Being in the gastronomic capital of Latin America, there was no way we also wouldn’t be eating our way round town. We scoped out only the best (within our budget of course) and each meal was a raging success. Here’s a rundown:
Nuevo Mundo: first things first. We were craving the comforts of home and what better way to start than at a microbrewery. Located across the road from Parque Kennedy, we also managed to squeeze in some sightseeing from the get go. The beers weren’t quite as tasty as what we might expect at home, but they had IPAs so it was a good start. They also had yummy bar food and a funky interior. For the first time in way too long, we felt like we were on holiday.
Caleta Dolsa: my favourite meal of the day is brunch and here I couldn’t have been happier. The smoothie bowls were something else, the pancakes were insanely huge, beautiful and dirt cheap and the tostadas were bang on. That’s basically the extent of the menu (plus some other sweets) and it was all done so well. The vibe of the place was very zen: minimal, tasteful and chilled.

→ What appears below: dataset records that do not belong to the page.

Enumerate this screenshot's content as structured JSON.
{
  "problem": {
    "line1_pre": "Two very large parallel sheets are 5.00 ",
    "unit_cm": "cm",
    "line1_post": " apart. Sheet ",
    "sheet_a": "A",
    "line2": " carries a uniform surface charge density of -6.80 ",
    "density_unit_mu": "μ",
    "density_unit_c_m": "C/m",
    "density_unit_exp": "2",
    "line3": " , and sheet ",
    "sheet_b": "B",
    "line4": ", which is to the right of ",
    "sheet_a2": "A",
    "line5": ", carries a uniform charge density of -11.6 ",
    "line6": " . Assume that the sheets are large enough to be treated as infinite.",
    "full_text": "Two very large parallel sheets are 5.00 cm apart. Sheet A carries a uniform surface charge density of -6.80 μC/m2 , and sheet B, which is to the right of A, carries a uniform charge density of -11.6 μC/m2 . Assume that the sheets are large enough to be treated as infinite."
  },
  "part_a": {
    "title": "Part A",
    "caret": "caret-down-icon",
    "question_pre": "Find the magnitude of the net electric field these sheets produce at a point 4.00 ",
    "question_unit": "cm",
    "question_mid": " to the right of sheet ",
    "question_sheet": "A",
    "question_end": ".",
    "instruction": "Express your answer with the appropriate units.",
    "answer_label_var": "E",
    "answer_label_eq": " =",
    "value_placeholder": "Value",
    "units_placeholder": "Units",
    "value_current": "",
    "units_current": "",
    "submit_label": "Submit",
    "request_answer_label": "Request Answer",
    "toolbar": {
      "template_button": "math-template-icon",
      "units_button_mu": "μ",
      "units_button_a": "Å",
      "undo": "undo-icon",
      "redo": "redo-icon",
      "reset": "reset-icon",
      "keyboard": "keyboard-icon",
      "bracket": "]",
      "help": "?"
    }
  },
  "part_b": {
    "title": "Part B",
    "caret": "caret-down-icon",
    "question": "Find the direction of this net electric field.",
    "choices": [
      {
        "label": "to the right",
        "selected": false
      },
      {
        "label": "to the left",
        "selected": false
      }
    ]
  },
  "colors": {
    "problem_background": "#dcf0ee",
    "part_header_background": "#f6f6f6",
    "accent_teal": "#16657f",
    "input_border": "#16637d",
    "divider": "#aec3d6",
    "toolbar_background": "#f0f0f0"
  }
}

Canta Ranita: this was recommended to us for having some of the best ceviche in the world and we did not disagree. Located in the back of a local market, it was so busy we had to wait half an hour for a table. Cheap and cheerful is virtually the only way to describe this place. The menu was in Spanish and we couldn’t decipher much – thankfully we knew we were there for the ceviche. We also got a plate of fried mixed seafood. The ceviche was a lifelong highlight. So fresh and so simple.
It was here that I tried my first Inca Cola. Tasting like pineapple Fanta it has a definite time and place but it was perfect for the moment and probably wouldn’t be my last.
The Raw Cafe: still very much on the health buzz, we visited the Raw Cafe on our way to Huaca Pucllana as it was conveniently only a few blocks away. There was no shortage of delicious sounding options. Andy ordered the dahl with spinach croquettes and I got a classic Buddha bowl. Both meals were very tasty, healthy and filling. We also ordered an orange juice: so good it transported us right back to Spain.
Well, somehow this post about Lima ended up being a lot about food! We also spent time wandering through some interesting and intricate markets, sitting in beautiful parks and squares and reassessing our travel plans. We’ve decided that we are going to cut our trip short by approximately a month (skipping Colombia – ironically choosing to avoid the recent breaking out of anti-government protests) and we have now booked a flight to Vancouver for the 16th December – just in time for Christmas!